Parents talk to their kids for months leading up to the big trip to Skansen — or one of dozens of similar pacifier drop-off locations around the country. Children who give up their pacifiers often get a certificate to celebrate their achievement. At one park, the pacifiers are left to feed the resident troll. In another, they go to a carnivorous plant.
An important part of the ritual is that the child has decided they are ready to give up the pacifier and bravely enter the next phase of life, one that they must endure without this object that has been so central to their ability to be comforted.
In Swedish, the word for pacifier is napp and the verb is nappar — to nab, to catch, to snag, to hook. You use it to talk about fish and ideas, pacifiers and movements.
Many things grab us, but really, we are the ones who grab them.
So, to encourage children to let go, formally and memorably, in a place you might one day visit with your own children, is a special act.
I was really moved to see it in person my visit to Sweden last month.
My youngest cousins are 5 and 9, and they are regulars at Skansen, the open-air heritage museum and zoo that opened in 1955. It’s the kind of place where kids can crawl through a tunnel and pop up in a plastic dome and come face-to-face with rabbits and turtles.
We roamed around the park one day last month, and when we came upon the pacifier collection station, I marveled as my cousin, who is my age, explained its significance to me and that her own children had given up their pacifiers here.

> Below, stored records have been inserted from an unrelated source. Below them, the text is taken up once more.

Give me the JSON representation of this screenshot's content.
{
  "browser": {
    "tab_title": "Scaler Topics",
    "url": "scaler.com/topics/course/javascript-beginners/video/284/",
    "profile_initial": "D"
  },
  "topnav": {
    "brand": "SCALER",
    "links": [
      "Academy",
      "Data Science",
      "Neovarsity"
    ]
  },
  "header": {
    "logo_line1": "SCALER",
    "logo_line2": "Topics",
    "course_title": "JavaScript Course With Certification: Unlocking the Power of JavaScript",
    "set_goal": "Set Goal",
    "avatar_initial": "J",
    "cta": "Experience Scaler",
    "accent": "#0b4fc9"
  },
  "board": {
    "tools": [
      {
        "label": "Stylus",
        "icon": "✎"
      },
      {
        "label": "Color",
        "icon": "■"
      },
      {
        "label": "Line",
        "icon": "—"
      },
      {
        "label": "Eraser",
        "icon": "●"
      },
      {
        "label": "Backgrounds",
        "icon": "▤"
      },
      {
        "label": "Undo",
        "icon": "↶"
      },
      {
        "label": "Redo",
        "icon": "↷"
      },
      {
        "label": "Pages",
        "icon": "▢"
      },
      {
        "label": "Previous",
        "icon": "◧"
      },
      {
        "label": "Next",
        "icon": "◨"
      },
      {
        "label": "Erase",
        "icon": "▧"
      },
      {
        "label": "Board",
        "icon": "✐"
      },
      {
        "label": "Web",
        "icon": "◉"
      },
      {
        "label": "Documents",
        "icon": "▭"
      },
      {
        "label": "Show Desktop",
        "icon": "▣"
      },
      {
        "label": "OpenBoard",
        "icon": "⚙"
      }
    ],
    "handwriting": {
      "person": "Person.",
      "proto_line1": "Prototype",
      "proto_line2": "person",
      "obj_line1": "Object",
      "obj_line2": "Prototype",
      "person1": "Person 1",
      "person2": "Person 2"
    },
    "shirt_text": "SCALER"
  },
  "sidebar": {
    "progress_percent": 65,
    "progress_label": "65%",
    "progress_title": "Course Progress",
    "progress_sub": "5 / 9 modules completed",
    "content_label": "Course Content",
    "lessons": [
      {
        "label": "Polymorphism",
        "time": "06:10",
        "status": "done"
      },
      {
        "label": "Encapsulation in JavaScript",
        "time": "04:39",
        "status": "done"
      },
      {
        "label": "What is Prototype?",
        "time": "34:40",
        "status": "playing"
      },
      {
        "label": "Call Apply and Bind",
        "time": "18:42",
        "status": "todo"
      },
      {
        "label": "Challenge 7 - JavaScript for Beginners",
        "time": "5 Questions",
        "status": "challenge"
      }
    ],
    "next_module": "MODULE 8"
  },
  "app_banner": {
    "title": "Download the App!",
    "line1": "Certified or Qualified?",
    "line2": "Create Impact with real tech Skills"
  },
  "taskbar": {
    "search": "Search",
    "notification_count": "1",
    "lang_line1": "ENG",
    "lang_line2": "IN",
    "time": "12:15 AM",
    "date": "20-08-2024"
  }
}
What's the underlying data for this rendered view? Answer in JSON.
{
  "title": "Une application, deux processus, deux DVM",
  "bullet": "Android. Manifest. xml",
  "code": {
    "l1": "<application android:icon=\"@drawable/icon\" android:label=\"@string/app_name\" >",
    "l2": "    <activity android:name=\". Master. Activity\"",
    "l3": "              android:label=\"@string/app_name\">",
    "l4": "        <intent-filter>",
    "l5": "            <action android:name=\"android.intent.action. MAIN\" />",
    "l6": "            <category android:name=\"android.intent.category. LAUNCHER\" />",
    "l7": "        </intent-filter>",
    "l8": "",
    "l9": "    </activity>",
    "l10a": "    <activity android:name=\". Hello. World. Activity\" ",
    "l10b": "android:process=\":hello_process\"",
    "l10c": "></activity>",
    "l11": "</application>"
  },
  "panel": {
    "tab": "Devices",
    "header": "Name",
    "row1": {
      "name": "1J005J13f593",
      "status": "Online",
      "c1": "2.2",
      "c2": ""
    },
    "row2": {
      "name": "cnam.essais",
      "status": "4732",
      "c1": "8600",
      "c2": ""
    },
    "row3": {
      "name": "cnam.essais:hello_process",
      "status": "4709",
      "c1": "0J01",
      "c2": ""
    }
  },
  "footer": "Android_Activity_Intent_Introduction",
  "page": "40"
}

In 2006, Swedish artist Mats Bigert wrote that the last official pacifier count was in 2000, when 11,873 soothers had been strung along the tree and fence of the zoo's kitten enclosure.
They continued to hang in the trees for many years, but around 15 years ago, the pacifier collection moved inside, to the indoor cat exhibit. Children today drop off their pacifiers into an old-timey machine with animatronic “mice” that push the pacifiers into the area where the cats are lounging.

“By offering their pacifiers to the kittens, toddlers leave behind babyhood to take on the burdens of kiddyhood. From that point on, the kid is obliged to lead a life without substitutes,” he wrote.
A life without substitutes. Oof.
At some point, we all must give up something without replacing it with something else.

The binkies build up over time, a slowly growing monument to those moments when all those children began to put their own childhood in the rear-view mirror.